В нашем гуманитарном кругу тогда это называлось «элитой» — все, кого вы назвали: Лотман, Аверинцев, Мамардашвили, Пятигорский. Можно, упрощая, назвать их тартуским кругом. Все они публиковались в тартуских изданиях «Семиотики». Семиотика и структурализм были ведущим движением времени (Сергей Сергеевич Аверинцев к этому движению не принадлежал). Владимир Вениаминович Бибихин стал известен позже. У них было несколько другое положение: худо-бедно, но все они были включены в научные институты, в какие-то проекты, издавали статьи в общих сборниках. Труднее для них было издать книгу. Тем не менее были специальные издания Академии наук, которые у меня сохранились: напечатанные на плохой бумаге, тесным шрифтом. Приходилось глаза ломать, но там мы могли читать то, что в широкой прессе не обсуждалось. Все эти великие гуманитарии были совершенно внутренне определенными люди, у них не было никакой двусмысленности в отношении к тому, что происходит. Вместе с тем они не оказались в подвалах или на чердаках, как писатели или художники.

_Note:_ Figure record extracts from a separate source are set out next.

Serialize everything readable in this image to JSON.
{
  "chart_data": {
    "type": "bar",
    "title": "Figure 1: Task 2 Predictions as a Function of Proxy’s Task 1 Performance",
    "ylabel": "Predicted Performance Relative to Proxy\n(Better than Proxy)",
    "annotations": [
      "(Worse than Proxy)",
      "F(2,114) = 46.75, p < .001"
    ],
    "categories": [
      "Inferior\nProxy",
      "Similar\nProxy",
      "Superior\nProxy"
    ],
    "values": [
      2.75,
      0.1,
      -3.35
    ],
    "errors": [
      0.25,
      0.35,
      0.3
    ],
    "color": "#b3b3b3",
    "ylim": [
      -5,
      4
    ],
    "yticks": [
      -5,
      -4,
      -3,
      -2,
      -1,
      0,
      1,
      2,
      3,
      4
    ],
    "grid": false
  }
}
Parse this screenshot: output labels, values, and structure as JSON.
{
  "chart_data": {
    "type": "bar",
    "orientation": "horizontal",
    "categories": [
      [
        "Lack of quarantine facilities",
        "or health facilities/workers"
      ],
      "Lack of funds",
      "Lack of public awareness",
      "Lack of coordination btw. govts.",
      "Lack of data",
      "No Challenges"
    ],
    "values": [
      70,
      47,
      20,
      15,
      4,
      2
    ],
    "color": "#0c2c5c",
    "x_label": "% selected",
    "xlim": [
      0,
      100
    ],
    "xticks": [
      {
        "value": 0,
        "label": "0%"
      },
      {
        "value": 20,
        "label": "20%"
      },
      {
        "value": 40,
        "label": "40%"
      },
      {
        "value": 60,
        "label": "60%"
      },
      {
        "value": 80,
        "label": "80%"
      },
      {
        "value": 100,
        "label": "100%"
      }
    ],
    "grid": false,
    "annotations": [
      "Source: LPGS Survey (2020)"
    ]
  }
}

Что их отделяло от коллег? Я бы сказала — всё. Если бы о Петрарке писали Бибихин и «обыкновенный» старший научный сотрудник, вы бы увидели два абсолютно разных сочинения. Люди, которые были сначала моими учителями, старшими друзьями, а потом и просто друзьями, — они были включены в мировой процесс гуманитарной учёности. Они выросли каким-то образом из него, каждый по-своему.